A Holocaust memorial monument in Meir park in Tel Aviv was found spray-painted with the words “death to LGBT,” reported the Jerusalem Post.
The monument was known to honor the people who were persecuted by the Nazi regime due to their sexuality. The monument was designed as a pink triangle, reminiscent of the symbols gay people were forced to wear in concentration camps during the holocaust.
Tel Aviv mayor, Ron Huldai, posted the image of the graffitied monument on Facebook, stating that it would be removed. The mayor’s Facebook post translates, “Condemns the vandalism and memorial in memory of the proud community members of the Holocaust. I was instructed to immediately delete the graffiti.”
“We will continue to act and protect the members of the community as we have done so far,” the post continues.
Mayoral candidate, Asaf Zamir, expressed on Twitter his shocked feelings of the crime and hoped the police find the perpetrators and bring them to justice. His tweet said, “I have no words to describe the feeling of aversion to anyone who thinks that he can threaten the members of the proud (LGBTQ) community.
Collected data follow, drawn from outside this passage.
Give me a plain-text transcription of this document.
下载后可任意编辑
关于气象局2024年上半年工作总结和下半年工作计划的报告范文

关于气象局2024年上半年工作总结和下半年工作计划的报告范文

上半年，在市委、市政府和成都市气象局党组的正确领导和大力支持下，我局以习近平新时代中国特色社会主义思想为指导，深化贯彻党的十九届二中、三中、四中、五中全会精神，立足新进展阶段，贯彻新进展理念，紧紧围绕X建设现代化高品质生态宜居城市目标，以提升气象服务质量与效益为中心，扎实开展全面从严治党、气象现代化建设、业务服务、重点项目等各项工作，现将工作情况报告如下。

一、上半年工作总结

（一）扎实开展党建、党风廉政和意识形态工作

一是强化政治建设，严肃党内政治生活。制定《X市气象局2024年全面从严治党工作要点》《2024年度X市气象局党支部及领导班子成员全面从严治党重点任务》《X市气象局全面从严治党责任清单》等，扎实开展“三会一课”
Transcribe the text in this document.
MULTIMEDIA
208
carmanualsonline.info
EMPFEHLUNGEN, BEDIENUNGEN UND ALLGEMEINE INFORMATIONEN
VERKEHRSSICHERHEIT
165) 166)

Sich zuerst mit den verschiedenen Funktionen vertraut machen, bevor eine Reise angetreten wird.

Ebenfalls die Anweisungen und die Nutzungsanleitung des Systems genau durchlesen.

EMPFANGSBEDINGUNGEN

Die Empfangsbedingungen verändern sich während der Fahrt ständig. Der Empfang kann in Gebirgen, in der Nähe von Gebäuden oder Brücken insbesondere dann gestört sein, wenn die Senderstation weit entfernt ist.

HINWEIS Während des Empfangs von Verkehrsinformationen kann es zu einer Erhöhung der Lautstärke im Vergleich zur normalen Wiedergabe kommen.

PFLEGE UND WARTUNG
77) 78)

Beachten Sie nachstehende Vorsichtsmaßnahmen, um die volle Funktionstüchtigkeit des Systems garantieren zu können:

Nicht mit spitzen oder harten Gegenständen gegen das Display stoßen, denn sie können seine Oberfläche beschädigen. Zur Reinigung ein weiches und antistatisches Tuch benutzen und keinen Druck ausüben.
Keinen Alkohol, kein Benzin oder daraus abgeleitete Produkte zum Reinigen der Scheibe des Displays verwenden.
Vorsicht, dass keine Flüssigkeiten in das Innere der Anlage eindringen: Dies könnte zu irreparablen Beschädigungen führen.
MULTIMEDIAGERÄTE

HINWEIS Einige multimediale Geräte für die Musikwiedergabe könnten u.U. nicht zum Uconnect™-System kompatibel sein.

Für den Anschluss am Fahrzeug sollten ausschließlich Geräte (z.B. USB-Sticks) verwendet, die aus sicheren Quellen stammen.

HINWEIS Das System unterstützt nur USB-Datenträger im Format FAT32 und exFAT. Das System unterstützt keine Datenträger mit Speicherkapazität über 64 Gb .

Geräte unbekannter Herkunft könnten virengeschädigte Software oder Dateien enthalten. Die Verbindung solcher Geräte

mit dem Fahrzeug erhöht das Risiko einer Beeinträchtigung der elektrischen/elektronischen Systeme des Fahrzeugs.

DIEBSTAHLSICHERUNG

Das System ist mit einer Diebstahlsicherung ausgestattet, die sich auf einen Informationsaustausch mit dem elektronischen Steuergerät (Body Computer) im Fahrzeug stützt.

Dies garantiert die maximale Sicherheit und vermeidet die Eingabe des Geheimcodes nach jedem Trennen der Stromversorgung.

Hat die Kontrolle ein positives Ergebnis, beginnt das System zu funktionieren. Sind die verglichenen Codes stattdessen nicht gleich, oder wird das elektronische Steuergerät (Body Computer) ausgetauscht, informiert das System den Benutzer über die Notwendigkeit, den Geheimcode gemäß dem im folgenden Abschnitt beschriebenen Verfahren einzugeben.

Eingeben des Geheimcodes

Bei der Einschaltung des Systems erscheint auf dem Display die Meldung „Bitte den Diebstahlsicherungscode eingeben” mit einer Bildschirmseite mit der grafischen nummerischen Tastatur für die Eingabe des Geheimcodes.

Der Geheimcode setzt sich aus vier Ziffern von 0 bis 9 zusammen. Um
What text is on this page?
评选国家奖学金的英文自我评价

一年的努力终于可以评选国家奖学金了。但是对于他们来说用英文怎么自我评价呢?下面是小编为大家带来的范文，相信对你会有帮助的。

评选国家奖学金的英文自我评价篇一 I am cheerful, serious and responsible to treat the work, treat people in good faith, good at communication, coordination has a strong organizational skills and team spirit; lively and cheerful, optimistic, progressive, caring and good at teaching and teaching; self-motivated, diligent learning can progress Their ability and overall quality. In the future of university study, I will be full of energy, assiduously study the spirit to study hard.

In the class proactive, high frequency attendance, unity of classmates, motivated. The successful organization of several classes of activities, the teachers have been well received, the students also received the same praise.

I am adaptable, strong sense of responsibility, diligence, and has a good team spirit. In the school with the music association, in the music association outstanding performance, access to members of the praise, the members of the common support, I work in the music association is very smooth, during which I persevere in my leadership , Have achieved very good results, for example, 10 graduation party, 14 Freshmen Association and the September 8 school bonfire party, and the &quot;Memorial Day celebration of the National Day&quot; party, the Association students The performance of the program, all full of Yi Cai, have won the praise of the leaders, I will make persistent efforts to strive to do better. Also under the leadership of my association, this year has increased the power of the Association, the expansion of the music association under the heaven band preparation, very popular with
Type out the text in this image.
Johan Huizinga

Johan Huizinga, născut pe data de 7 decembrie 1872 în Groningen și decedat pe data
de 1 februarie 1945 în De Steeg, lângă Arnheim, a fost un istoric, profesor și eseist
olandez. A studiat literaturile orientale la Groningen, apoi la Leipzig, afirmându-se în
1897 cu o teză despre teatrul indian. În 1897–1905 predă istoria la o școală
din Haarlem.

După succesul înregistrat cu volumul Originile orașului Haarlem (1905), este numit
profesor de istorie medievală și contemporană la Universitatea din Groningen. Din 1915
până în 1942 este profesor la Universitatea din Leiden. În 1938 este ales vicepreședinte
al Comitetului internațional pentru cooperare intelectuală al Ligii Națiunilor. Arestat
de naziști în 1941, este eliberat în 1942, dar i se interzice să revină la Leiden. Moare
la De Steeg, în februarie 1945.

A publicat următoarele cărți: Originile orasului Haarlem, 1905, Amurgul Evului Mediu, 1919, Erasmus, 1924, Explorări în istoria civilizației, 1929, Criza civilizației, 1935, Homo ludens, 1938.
The monument was inaugurated at Meir Park in 2014. Homosexuality was classified as a felony under the Third Reich (Paragraph 175 of the criminal code).
The Gestapo (Secret State Police) established the Reich Central Office for the Combating of Homosexuality and Abortion to erase any “indecent” acts that would hinder the expansion of the German population. The Gestapo founded an anti-homosexual unit that kept lists of nearly 100,000 names of people who were alleged members of the LGBT community. Between 5,000 to 15,000 homosexual men were sent into Nazi concentration camps.
The chairman of Tel Aviv’s LGBTQ community center, Etai Pinkas, said he sees the event as a reminder that the LGBTQ community must “continue to fight for our security and equality.”
“So for those who thought we were exaggerating, that everything in Tel Aviv was wonderful, I am in the heart of the city, in the Meir Garden near the Pride center I built a decade ago,” Pinkas stated about the city’s pride. “We will not give up our rights; we will continue to fight for our security and equality.”
The graffiti has been removed and an investigation opened to find the person or group behind the crime. Zamir told the Post, “I have no words to describe the feeling of aversion to anyone who thinks that he can threaten the members of the proud [LGBTQ] community.” The Deputy Mayor continued, “I will continue to support community members and to work actively for their freedom and rights.”